S= Specific decisions

  • Defer discussion of specific therapies (e.g., mechanical ventilation) until the general goals are clarified: “It sounds like X’s primary goal was to be able to be study independent. And if that could not happen, he wanted to avoid being stuck on a breathing machine?”
  • Offer clear recommendations based on patient and family goals: “Given what we know and have heard, Dr. D could you make a recommendation about what treatments would help?
  • Do not speak of withdrawing “care” or “treatment.”
  • If appropriate, suggest a therapeutic trial. “It sounds like we should try the treatment for about a week and see if he is better.”

S= Summary

  • Offer a brief summary of what was discussed.
  • Review what is going to be done to try to achieve the patient’s goals and what will indicate whether the patient is better or worse.
  • Offer to answer questions, then or later
    • As you think about what we have talked about, you may have questions. Feel free to ask me, now or later.
    • Check in to make sure they heard what you wanted them to hear
      • I want to make sure we are on the same page. If you were going to tell someone about this meeting, what would you say we talked about?
      • Express appreciation and respect for the family:
        • I want to thank everyone for being here and for helping to make these difficult decisions.
        • Make a clear follow-up plan, including for next family meeting.

Document the meeting in the chart!

References:  

1.  Baile WF, Buckman R, Lenzi R, Glober G, Beale EA, Kudelka AP. SPIKES-A six-step protocol for delivering bad news: application to the patient with cancer. Oncologist 2000; 5 (4): 302-11.
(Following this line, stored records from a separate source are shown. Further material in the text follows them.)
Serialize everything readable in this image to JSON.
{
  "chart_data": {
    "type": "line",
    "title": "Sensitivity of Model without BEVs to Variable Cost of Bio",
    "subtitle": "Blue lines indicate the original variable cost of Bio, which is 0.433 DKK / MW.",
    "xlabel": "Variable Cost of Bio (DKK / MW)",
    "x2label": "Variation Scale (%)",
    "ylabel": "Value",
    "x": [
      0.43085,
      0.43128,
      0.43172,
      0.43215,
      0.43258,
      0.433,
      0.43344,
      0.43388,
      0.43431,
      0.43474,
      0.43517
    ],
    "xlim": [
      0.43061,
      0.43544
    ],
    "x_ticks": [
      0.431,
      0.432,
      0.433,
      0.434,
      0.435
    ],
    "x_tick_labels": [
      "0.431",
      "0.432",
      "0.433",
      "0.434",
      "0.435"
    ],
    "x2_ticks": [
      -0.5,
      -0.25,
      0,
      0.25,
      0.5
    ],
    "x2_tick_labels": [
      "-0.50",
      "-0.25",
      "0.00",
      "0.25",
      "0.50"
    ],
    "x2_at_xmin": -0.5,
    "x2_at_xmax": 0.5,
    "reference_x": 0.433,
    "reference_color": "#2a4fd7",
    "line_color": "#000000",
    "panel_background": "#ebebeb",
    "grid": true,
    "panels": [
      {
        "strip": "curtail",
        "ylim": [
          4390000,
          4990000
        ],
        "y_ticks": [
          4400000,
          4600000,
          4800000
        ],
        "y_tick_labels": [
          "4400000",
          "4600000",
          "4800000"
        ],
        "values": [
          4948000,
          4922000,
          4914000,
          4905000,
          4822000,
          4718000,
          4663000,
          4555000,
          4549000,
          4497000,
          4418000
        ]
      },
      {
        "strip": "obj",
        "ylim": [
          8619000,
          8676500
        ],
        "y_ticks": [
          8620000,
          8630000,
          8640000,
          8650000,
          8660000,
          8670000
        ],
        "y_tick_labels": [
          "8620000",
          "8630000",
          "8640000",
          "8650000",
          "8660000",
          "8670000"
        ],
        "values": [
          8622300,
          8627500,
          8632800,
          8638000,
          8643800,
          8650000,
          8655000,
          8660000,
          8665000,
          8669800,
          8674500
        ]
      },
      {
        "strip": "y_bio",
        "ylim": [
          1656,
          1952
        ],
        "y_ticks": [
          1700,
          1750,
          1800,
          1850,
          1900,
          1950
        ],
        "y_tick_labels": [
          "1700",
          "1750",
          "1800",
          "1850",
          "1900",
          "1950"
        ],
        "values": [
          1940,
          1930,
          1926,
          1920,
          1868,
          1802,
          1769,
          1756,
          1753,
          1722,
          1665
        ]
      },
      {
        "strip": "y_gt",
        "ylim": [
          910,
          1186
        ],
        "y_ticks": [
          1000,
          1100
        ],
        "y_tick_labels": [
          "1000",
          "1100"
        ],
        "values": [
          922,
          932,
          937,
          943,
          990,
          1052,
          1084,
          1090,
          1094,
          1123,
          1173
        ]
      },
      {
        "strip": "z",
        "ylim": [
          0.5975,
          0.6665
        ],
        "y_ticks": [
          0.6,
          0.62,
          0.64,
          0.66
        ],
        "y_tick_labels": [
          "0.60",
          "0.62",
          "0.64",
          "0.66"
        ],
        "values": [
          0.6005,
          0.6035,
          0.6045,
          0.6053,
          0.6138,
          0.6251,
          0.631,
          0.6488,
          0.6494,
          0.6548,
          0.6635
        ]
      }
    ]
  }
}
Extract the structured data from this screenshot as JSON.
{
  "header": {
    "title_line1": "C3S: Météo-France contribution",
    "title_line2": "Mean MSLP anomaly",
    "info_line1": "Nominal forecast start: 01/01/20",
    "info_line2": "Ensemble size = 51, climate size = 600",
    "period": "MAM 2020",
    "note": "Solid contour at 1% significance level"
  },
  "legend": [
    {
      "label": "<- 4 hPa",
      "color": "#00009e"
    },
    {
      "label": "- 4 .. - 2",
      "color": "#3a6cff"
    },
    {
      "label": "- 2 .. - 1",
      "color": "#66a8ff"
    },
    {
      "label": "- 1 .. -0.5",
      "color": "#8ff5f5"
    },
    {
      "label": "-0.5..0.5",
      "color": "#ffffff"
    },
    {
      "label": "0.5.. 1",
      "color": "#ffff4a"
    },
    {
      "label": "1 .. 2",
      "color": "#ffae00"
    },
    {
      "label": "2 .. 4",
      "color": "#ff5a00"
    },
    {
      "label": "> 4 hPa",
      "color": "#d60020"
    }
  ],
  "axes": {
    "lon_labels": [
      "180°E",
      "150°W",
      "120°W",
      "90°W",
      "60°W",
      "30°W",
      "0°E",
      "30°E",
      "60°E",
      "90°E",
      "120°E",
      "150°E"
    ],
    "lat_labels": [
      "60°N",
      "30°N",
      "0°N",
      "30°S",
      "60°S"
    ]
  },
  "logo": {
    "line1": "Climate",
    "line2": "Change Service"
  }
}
2. Cook D and Rocker G. Dying with dignity in the Intensive Care Unit. NEJM 370; 26: 2506-14.

3. Pollak KI, Arnold RM, Jeffreys AS, Alexander SC, Olsen MK, Abernethy AP, Skinner CS, Rodrigues KL, Tulsky JA. Oncologist communication about emotion during visits with patients with advanced cancer. J Clin Onc Dec 2007; 36: 5748-52.

4. Maugans TA. The SPIRITual history. Arch Fam Med 1996; 5: 11-16.